Telluride Gallery: Gomez & Hutchison, Talk 9/20

The Telluride Gallery of Fine Art hosts a special community event, “Telluride Seasons,” on Thursday, September 20, 4-7 p.m. featuring long-time local painters, Bruce Gomez and Julee Hutchison, with both artists on hand.

Gomez,  Trout Lake

They are two peas, principally landscape painters, in the same pod, namely, the Telluride Gallery of Fine Art, now owned by Ashley Hayward and Michael Goldberg, however, Bruce Gomez was the very first artist  the gallery’s original owners, the Thompsons, signed for their stable when they opened on Main Street (130 East Colorado) back in 1985.

Gomez Landscape

Over the years, the Telluride Gallery has featured some of the best pastel artists in the world: Albert Handell, Ramon Kelly, Sally Strand, Carole Katchen, Deborah Bays, among them.
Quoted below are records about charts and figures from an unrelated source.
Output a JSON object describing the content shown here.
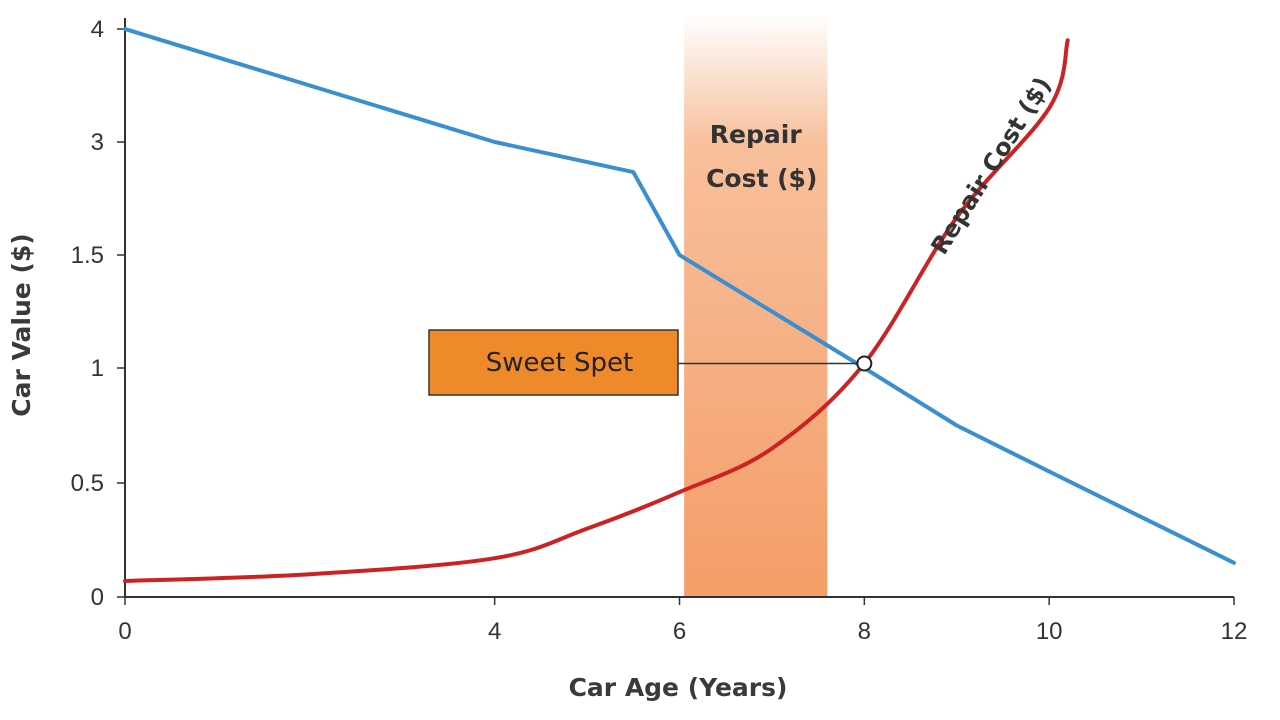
{
  "chart_data": {
    "type": "line",
    "xlabel": "Car Age (Years)",
    "ylabel": "Car Value ($)",
    "xlim": [
      0,
      12
    ],
    "ylim": [
      0,
      4
    ],
    "x_ticks": [
      0,
      4,
      6,
      8,
      10,
      12
    ],
    "x_tick_labels": [
      "0",
      "4",
      "6",
      "8",
      "10",
      "12"
    ],
    "y_ticks": [
      0,
      0.5,
      1,
      1.5,
      3,
      4
    ],
    "y_tick_labels": [
      "0",
      "0.5",
      "1",
      "1.5",
      "3",
      "4"
    ],
    "grid": false,
    "series": [
      {
        "name": "",
        "color": "#3a8fd0",
        "x": [
          0,
          2,
          4,
          5.5,
          6,
          7,
          8,
          9,
          10,
          11,
          12
        ],
        "y": [
          4,
          3.5,
          3,
          2.6,
          1.5,
          1.25,
          1.0,
          0.75,
          0.55,
          0.35,
          0.15
        ]
      },
      {
        "name": "Repair Cost ($)",
        "color": "#cc2222",
        "x": [
          0,
          2,
          4,
          5,
          6,
          7,
          8,
          9,
          10,
          10.2
        ],
        "y": [
          0.07,
          0.1,
          0.17,
          0.3,
          0.46,
          0.65,
          1.02,
          2.0,
          3.3,
          3.9
        ]
      }
    ],
    "highlight_band": {
      "x_start": 6.05,
      "x_end": 7.6,
      "label_line1": "Repair",
      "label_line2": "Cost ($)",
      "color": "#f28c4c"
    },
    "annotation": {
      "text": "Sweet Spet",
      "point_x": 8,
      "point_y": 1.02,
      "box_color": "#ef8a2a"
    }
  }
}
Gomez’s style, however, is distinctive: He is a realist: what you see is generally what you get – and his signature shimmering surfaces are certainly enough to please the eye. However, squint and Gomez’s lush, layered pastels become a complex tapestry of abstract passages – parts of the sky, sections of mountains and water – with an Abstract Expressionist feel that, in the end, amount to gorgeous studies of color and light.

Gomez, Landscape Pathway

Entirely self-taught in the medium, Gomez has worked with pastels for about three decades. The creative process for the artist begins with a photograph. Next he plots the principle elements of the composition from photograph to paper, which he treats with sandpaper to create his velour surfaces. Gomez’ subject matter comes primarily from his travels throughout the western U.S., France, Italy, and England. He tends to feature Telluride, but also Moab, the Grand Canyon, Wyoming, Paris, Provence, and Tuscany.

Hutchison, Evening Reveal

Gomez paints and teaches out of his Denver studio. He, like Hutchison, regularly leads classes at Telluride’s Ah Haa School for the Arts,

For painter Julee Hutchison, the outdoors is a place of spiritual revery. Her paintings, however, do not tremble with religiosity, rather, they speak volumes about the complex nature of art about Nature in a very quiet, but very direct way: some images are playful; others, more introspective. Hudson River master George Inness famously said, “You must suggest to me reality. You can never show me reality.”

Hutchison to a “T.”

Hutchison, McKenzie Draw

Her impressionistic landscapes are postcards from the interior, reflecting not a landscape per se, but her attitude towards a particular landscape. Hutchison’s particular gift lies in an unerring ability to mold her passion for her surroundings into a reflection of private feelings and sensations, at their best – and her new images qualify – a synthesis of direct observation, memory and fantasy.

Hutchison is clearly partial to the Telluride area’s sweeping vistas, with valleys leading up to majestic mountains, crowned in sculptural clouds, and flashes of light on long, lonely roads light her fire.

Hutchison, Autumn Spectacular

In Hutchison’s world, snow, for example, is an exciting vehicle the artist uses to describe the many shades of white: in shade, white reads lavender, blue and violet. In direct sun, whiteness shimmers in yellows and pinks. Aspen groves provide wonderful excuses to explore the effects of warm and cool light.

Add it all up and Gomez and Hutchison’s “Telluride Seasons” becomes a tour de force of preternatural color and persistent light, subtle brushstrokes provide an internal architecture while yielding to color, and compositions that hover deliciously between representation and abstraction, object and image.